In RCE, disturbance to the underlying layers of the epithelium result in faulty hemidesmosome attachment of the epithelium to the basement membrane, and the loosely attached overlying epithelium easily erodes. Clinicians can gently pass a dry cellulose sponge over the suspected loose area of epithelium to look for epithelial movement.1

RCE can be the result of damage following trauma, known corneal dystrophy of the anterior cornea, corneal degeneration or surgical procedures such as refractive surgery, corneal transplants or even cataract surgery. Diabetes is also a well-known confounding factor.

The Tried-and-true

Traditional therapy for acute episodes includes antibiotic ointment to prevent infection, cycloplegia and proper lubrication. Once the epithelium closes, a hyperosmotic agent may aid in proper adhesion. For large abrasions, clinicians can use bandage lens therapy and pressure patching, but should avoid patching for contact lens wearers. Oral analgesics are often helpful as well.

When recurrent episodes are frequent, epithelial debridement, anterior stromal puncture, diamond burr polishing, excimer laser phototherapeutic keratectomy or extended bandage lens wear may be required. The key to minimizing recurrence is applying debridement and polishing beyond where the pathology appears to exist.

Due to its matrix metalloproteinase-9 inhibition, oral doxycycline 50mg BID with (and sometimes without) topical corticosteroid use for two to four weeks may be beneficial for some patients.

Often patients who have failed on other treatments do well with autologous serum tears as an adjunctive therapy. These affect the final phases of wound healing by supplying growth factors and extracellular matrix components that activate keratocytes.1 Always remember, medical treatment is aimed at minimizing inflammatory activity and managing meibomian gland disease.

The New Player

Amniotic membranes can create a so-called biological bandage and work as a temporary dressing, providing much-needed anti-inflammatory and anti-scarring effects. These membranes contain both antimicrobial properties and neurotrophic factors with low immunogenicity. They also inhibit angiogenesis.2,3

But new treatments always come with a host of unknowns: does the use of amniotic membrane after epithelial debridement and polishing significantly enhance healing to minimize recurrence? If so, how does this affect the overall healing time? Should we use this modality on most of our patients? At what point does it make the most sense? There’s not much information available to answer these questions, although a small series of retrospective reports show less recurrence with amniotic membrane use following diamond burr polishing.
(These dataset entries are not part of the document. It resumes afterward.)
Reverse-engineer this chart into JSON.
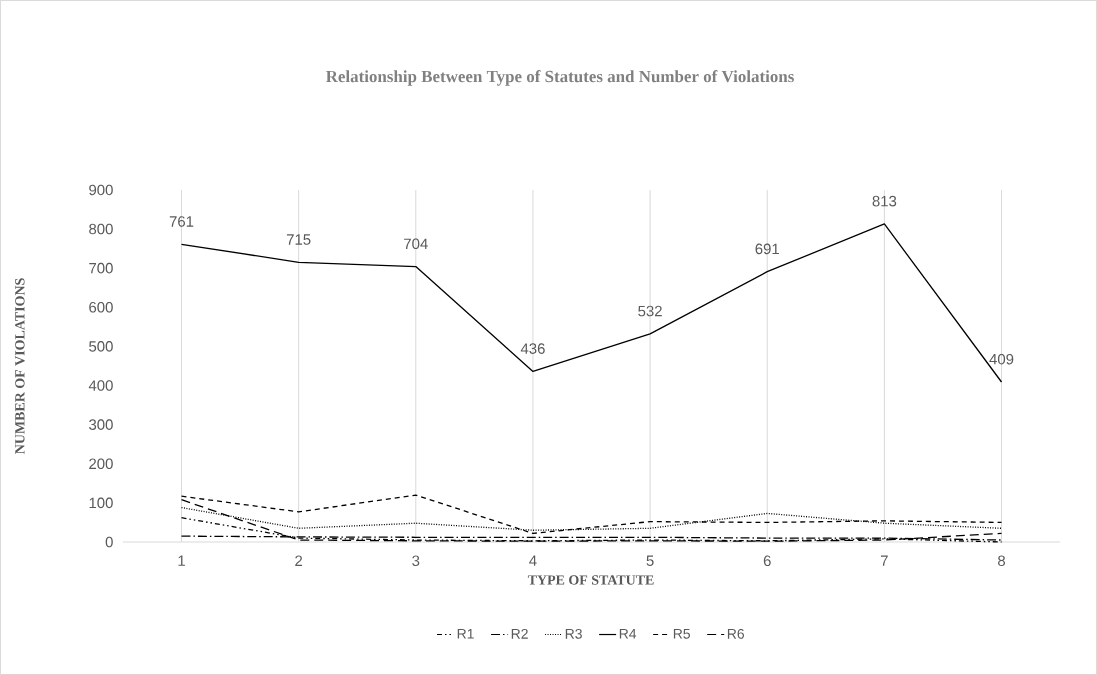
{
  "chart_data": {
    "type": "line",
    "title": "Relationship Between Type of Statutes and Number of Violations",
    "xlabel": "TYPE OF STATUTE",
    "ylabel": "NUMBER OF VIOLATIONS",
    "categories": [
      "1",
      "2",
      "3",
      "4",
      "5",
      "6",
      "7",
      "8"
    ],
    "series": [
      {
        "name": "R1",
        "color": "#000000",
        "line_style": "dashdotdotted",
        "values": [
          62,
          10,
          5,
          3,
          5,
          3,
          8,
          0
        ]
      },
      {
        "name": "R2",
        "color": "#000000",
        "line_style": "dashdotted",
        "values": [
          15,
          13,
          12,
          12,
          12,
          10,
          10,
          5
        ]
      },
      {
        "name": "R3",
        "color": "#000000",
        "line_style": "dotted",
        "values": [
          88,
          35,
          48,
          30,
          35,
          73,
          48,
          35
        ]
      },
      {
        "name": "R4",
        "color": "#000000",
        "line_style": "solid",
        "values": [
          761,
          715,
          704,
          436,
          532,
          691,
          813,
          409
        ],
        "value_labels": [
          "761",
          "715",
          "704",
          "436",
          "532",
          "691",
          "813",
          "409"
        ]
      },
      {
        "name": "R5",
        "color": "#000000",
        "line_style": "dashed",
        "values": [
          117,
          77,
          120,
          22,
          52,
          50,
          54,
          50
        ]
      },
      {
        "name": "R6",
        "color": "#000000",
        "line_style": "loosely dashed",
        "values": [
          108,
          5,
          3,
          2,
          3,
          2,
          5,
          22
        ]
      }
    ],
    "ylim": [
      0,
      900
    ],
    "yticks": [
      0,
      100,
      200,
      300,
      400,
      500,
      600,
      700,
      800,
      900
    ],
    "grid": "x",
    "legend": "bottom",
    "marker": "none"
  }
}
Eye care providers still debate whether to use cryopreserved tissue or a dehydration preparation. While research shows fresh amniotic membrane is effective in clinical applications, it presents a significant risk of disease transmission, highlighting the importance of the processing methods that preserve biological effectiveness while ensuring safety.2

To complicate this new treatment further, some wonder if amniotic drops will eventually supplant the use of membrane tissue. So far, research shows morselized amniotic tissue is helpful in treating non-healing corneal defects.2

We all await a prospective, controlled study comparing bandage contact lenses with amniotic membrane application following debridement and polishing in patients who suffer from RCE. In the meantime, we must continue to use good judgment in caring for patients who are desperate for relief from the pain and inconvenience associated with erosive syndromes—which just might include applying an amniotic membrane to the cornea.

1. Albert D, Miller J, Azar D. Recurrent corneal epithelial erosion. Albert & Jakobiec’s Principles and Practice of Ophthalmology. Philadelphia: Saunders/Elsivier; 2008.
2. Stokkermans, Gupta PJ, Sayegh RR. A hands-on approach to band keratopathy. Rev. of Optom. 2017 Jan;154(1):36-8.
3. Huang Y, Sheha H, Tseng S. Self-retained amniotic membrane for recurrent corneal erosion. J Clin Exp Ophthalmol. 2013;4(2):272.